By IANS
New Delhi : A global seminar on conflict transformation will begin here Friday that will bring around 40 scholars from around the world to speak on peace building, particularly in the context of South Asia.
Discussants from Northern Ireland, South Africa, the US, Bangladesh, Pakistan, Nepal, Sri Lanka, and around India will participate in the three-day symposium “Dialogic Explorations: Texts and Contexts”, at Hotel Ashok here.
Women in Security, Conflict Management and Peace (WISCOMP) – an initiative of the Foundation for Universal Responsibility – is organizing the symposium.
“The symposium will engage with the spaces for dialogue in the context of ethnic political conflict, and more especially as an approach to augment practices of coexistence in multicultural societies,” said a WISCOMP press statement.
“There will also be an attempt to examine why and to what extent dialogue is increasingly being replaced in the public and civic space by stridency, discord and sectarianism. With conventional practices of consensus building increasingly under strain, the limits and possibilities of dialogue as a philosophy, methodology, process, strategy, and/or tool will be explored.”
The symposium will focus on the lessons to be learnt from successful or thwarted dialogue processes from across the world, said the statement.
Special performances conceptualised around the theme of dialogue are among the main highlights of the event.
The first is a performance by Hector Aristizabal, a US based Colombian who bases his one-man show “Nightwind” on a true story of personal imprisonment and torture.
The solo performance will use image theatre and dynamic meditation to reach out to the audience, according to the statement.

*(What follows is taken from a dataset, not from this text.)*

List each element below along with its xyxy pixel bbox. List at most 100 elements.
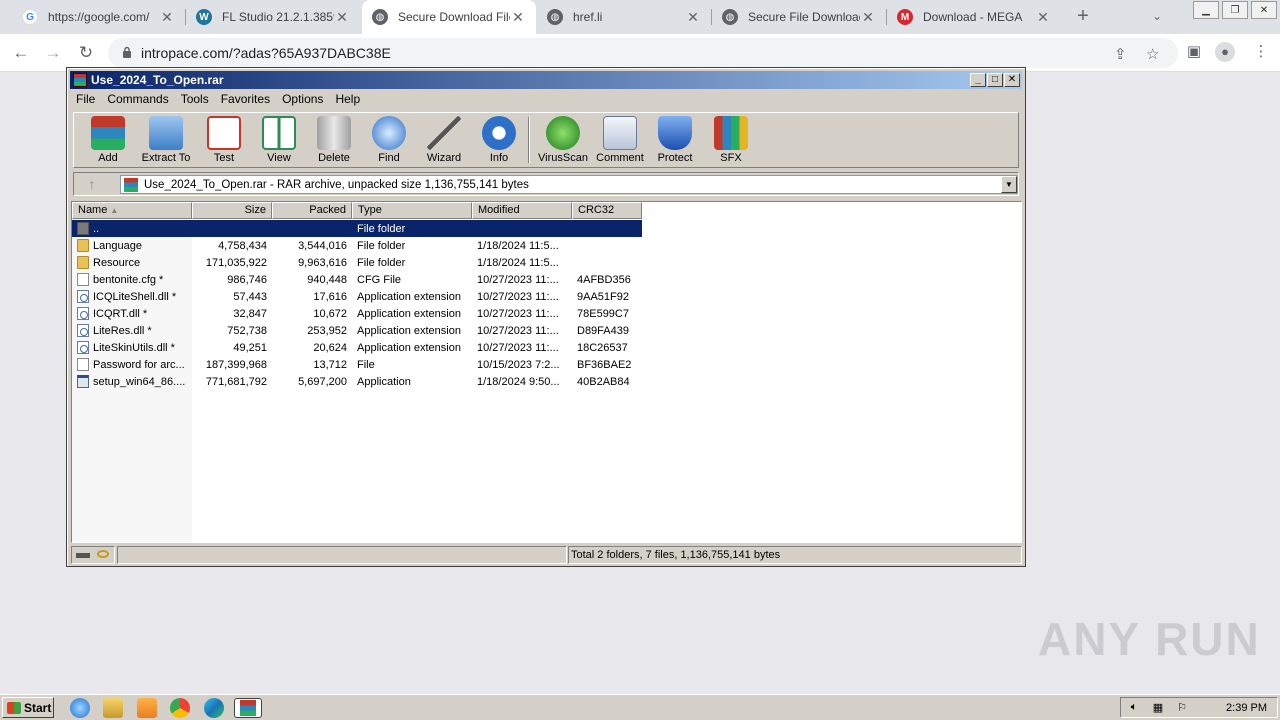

“This will be followed by another presentation, by puppeteer Anurupa Roy who will use the medium of puppetry to explore notions of dialogue as powerful conversations that can change the way we feel, live and act.
“The focus will be on interactive communication and the interplay of words and silences to open new spaces for dialogue.”
Among many others, the programme presenters include Chairman and President of the International Institute of Sustained Dialogue and Director of International Affairs at the Kettering Foundation, Harold Saunders, Professor and Director of Conflict and Coexistence Program at Brandeis University in Boston Mari Fitzduff and Vasu Gounden, an experienced
mediator, trainer, and researcher in the field of conflict resolution.